My buddy and former guitarist bandmate, Wayne and I have this idea. Recently, I found a reverse engineered circuit diagram of a similar, all analog(ish), defunct pedal from the 80s, so I've reverse engineered that a little here, but in my own way.But wait, there's more, and those bits, I'm not giving away.
In esscence, we're trying to make a special kind of octave box. This is a proof of the octave methods of that concept. There's nothing new here, nothing to see that hasn't been done before using similar tools, nor is it slavish copy of any of that prior art. But it does open up a number of ways to create a bass signal from a guitar signal. The one potential addition, that I particularly like, is being able to quantize pitches from signal period timing and output bass notes E1 to E3 from guitar input of E2 to D#4, then from guitar E4 to A5, also output bass notes E4 to A3 over a MIDI interface, USB or Serial.

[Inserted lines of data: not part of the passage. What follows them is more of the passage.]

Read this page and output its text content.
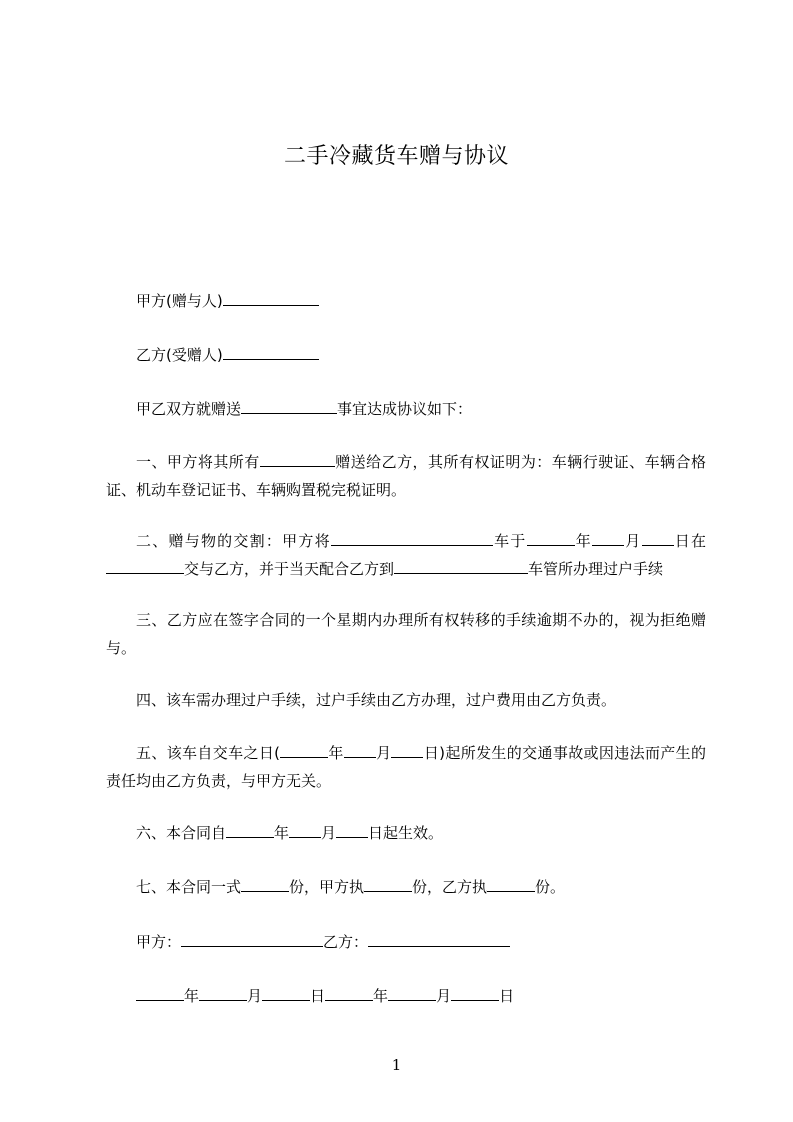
二手冷藏货车赠与协议
甲方(赠与人)
乙方(受赠人)
甲乙双方就赠送	事宜达成协议如下：
一、甲方将其所有	赠送给乙方，其所有权证明为：车辆行驶证、车辆合格证、机动车登记证书、车辆购置税完税证明。
二、赠与物的交割：甲方将	车于	年 月 日在交与乙方，并于当天配合乙方到	车管所办理过户手续
三、乙方应在签字合同的一个星期内办理所有权转移的手续逾期不办的，视为拒绝赠与。
四、该车需办理过户手续，过户手续由乙方办理，过户费用由乙方负责。
五、该车自交车之日(	年 月 日)起所发生的交通事故或因违法而产生的责任均由乙方负责，与甲方无关。
六、本合同自	年 月 日起生效。
七、本合同一式	份，甲方执	份，乙方执	份。
甲方：	乙方：
年	月	日	年	月	日
1
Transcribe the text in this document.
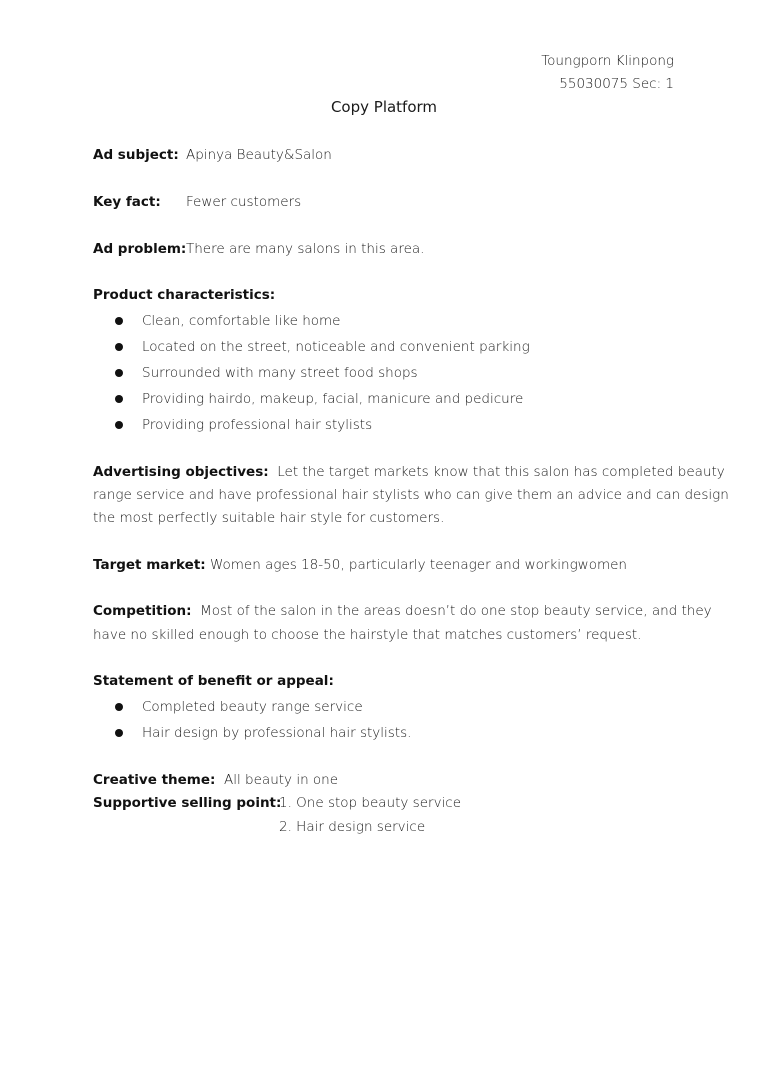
Toungporn Klinpong
55030075 Sec: 1
Copy Platform
Ad subject: Apinya Beauty&Salon
Key fact: Fewer customers
Ad problem: There are many salons in this area.
Product characteristics:
Clean, comfortable like home
Located on the street, noticeable and convenient parking
Surrounded with many street food shops
Providing hairdo, makeup, facial, manicure and pedicure
Providing professional hair stylists
Advertising objectives: Let the target markets know that this salon has completed beauty
range service and have professional hair stylists who can give them an advice and can design
the most perfectly suitable hair style for customers.
Target market: Women ages 18-50, particularly teenager and workingwomen
Competition: Most of the salon in the areas doesn’t do one stop beauty service, and they
have no skilled enough to choose the hairstyle that matches customers’ request.
Statement of benefit or appeal:
Completed beauty range service
Hair design by professional hair stylists.
Creative theme: All beauty in one
Supportive selling point:
1. One stop beauty service
2. Hair design service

This, of course is not shown here, but what is shown here is a "leaky," "drifty" circuit sim of taking an input signal from a guitar and timing, then filtering, an octave lower output signal using an Atmel Mega328p and a low-pass "switched capacitor" filter that effectively tunes the filter for each note. I'm pretty sure the timing drift is a latency artefact in iCircuit and, that when I get real chips on the breadboard and timing to MIDI quantiseation, timing will be so close to lockstep the circuits will run like a bought one.
To make a proper bass guitar simulator, there are a few things that have to be added to this, and that's the secret source. That's been tried and (kind of) works in prototype... with lots of kludges and ugliness. That's the secret bit. The only work to do on that is refine it, make it easier to use and set up, make it (and the above demo) a tad more stable. Also, make it smaller. The prototype is fing huge! This concept demo is a step closer to fitting it all inside a standard, 60x120x50 squashbox housing. Using a digital frequency meter to quantise notes and "MIDIfy" them is a step towards making this "secret" pedal, a launchable repo and maybe even purchasable kits. I'm probably not going to actually manufacture it myself, so you'll need electronics assebly skills or a guitar tech mate who does for that. Or, the reason I do my modified MIT licence.

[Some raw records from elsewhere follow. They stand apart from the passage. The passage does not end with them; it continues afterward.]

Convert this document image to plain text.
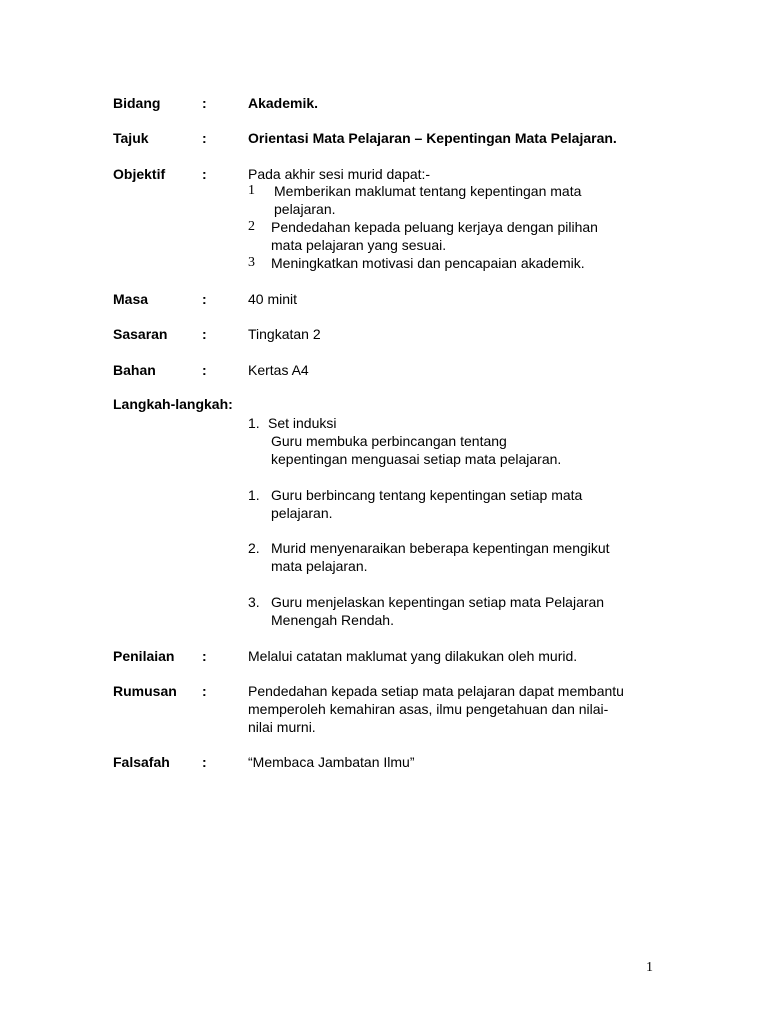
Bidang	:	Akademik.
Tajuk	:	Orientasi Mata Pelajaran – Kepentingan Mata Pelajaran.
Objektif	:	Pada akhir sesi murid dapat:-
1 Memberikan maklumat tentang kepentingan mata
pelajaran.
2 Pendedahan kepada peluang kerjaya dengan pilihan
mata pelajaran yang sesuai.
3 Meningkatkan motivasi dan pencapaian akademik.
Masa	:	40 minit
Sasaran :	Tingkatan 2
Bahan	:	Kertas A4
Langkah-langkah:
1. Set induksi
Guru membuka perbincangan tentang
kepentingan menguasai setiap mata pelajaran.
1. Guru berbincang tentang kepentingan setiap mata
pelajaran.
2. Murid menyenaraikan beberapa kepentingan mengikut
mata pelajaran.
3. Guru menjelaskan kepentingan setiap mata Pelajaran
Menengah Rendah.
Penilaian :	Melalui catatan maklumat yang dilakukan oleh murid.
Rumusan :	Pendedahan kepada setiap mata pelajaran dapat membantu
memperoleh kemahiran asas, ilmu pengetahuan dan nilai-
nilai murni.
Falsafah :	“Membaca Jambatan Ilmu”
1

This is the code for this demo ->
In the electronics, the input stage is a buffer with a guitar signal input impedance, followed by a schmidtt trigger to square the wave up. This clocks the 328p chip (Arduino) on pin 2, where the sum of the 2 pulseIn() commands is used to calculate the input frequency from the time measured. The 328p generates 2 tones from this, on pin 12 (the octave signal for output) and pin 13, the clock signal for the switched capacitor filter. (I plan to use something like an LTC1064 when I breadboard, and code to quantize my notes. (MIDI and analog, but this was one I mixed up in iCircuit to prve the concept and understand SCFs better.)
Anyway, for the first time in, now, coming close to 6 years of working on this project, I feel like I'm getting somewhere.